Load-Store Conflicts

(zeux.io)

114 points | by ashvardanian 2 days ago ago

5 comments

  • Sesse__ 2 days ago ago

    I find Clang generally a bit too eager to combine loads. This is especially bad when returning structs through the stack; you typically write them piecemeal in some function, return, and then the caller often wants to copy it from the stack into somewhere else, which it does with SIMD loads/stores.

    This is a significant problem on AMD; Intel and Apple seems to be better.

    • cwzwarich 2 days ago ago

      > This is a significant problem on AMD; Intel and Apple seems to be better.

      When did this change? In my testing years ago (while I was writing Rosetta 2, so Icelake-era Intel), Intel only allowed a load to forward from a single store, and no partial forwarding (i.e. mixed cache/register) without a huge penalty, whereas AMD at least allowed partial forwarding (or had a considerably lower penalty than Intel).

      • Sesse__ 2 days ago ago

        I don't know if AMD allows more or fewer _situations_, but empirically, I'm seeing a lot of total cycles lost to this on Zen 2 and 3, and much less on the Intel CPUs I've been testing (mostly Skylake derivatives and Alder Lake).
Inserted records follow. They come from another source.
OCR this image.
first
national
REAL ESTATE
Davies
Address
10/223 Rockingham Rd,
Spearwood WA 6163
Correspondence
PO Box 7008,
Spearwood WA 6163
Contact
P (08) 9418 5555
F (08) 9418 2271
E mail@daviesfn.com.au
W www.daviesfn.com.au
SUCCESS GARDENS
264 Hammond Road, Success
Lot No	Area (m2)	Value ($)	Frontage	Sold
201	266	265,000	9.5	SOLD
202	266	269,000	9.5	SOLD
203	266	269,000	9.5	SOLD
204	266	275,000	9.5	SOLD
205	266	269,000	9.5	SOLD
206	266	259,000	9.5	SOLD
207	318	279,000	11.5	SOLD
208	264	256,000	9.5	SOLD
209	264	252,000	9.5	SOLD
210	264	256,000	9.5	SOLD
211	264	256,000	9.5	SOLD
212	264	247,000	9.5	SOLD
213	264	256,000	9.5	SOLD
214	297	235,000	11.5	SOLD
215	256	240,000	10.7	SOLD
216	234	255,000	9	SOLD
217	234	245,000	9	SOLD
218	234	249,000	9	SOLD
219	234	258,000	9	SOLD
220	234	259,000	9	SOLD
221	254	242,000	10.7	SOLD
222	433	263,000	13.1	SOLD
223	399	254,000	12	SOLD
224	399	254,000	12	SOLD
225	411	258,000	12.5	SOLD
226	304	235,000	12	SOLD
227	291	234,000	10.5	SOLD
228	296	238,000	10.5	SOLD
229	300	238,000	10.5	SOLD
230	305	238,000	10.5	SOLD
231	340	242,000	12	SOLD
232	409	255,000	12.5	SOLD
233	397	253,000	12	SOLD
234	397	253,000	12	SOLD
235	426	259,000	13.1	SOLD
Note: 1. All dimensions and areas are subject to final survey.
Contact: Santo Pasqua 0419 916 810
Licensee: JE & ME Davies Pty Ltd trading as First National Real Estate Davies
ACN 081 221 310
        I haven't tested Zen 4 or 5, but I haven't heard anything that indicates they should be a lot better.

        • cwzwarich 2 days ago ago

          Interesting! IIRC, the LLVM passes dedicated to dodging this issue were contributed by Intel engineers, so maybe there’s some bias.

  • haberman 2 days ago ago

    A very interesting article that goes deeper into store-to-load forwarding than anything I’ve read before.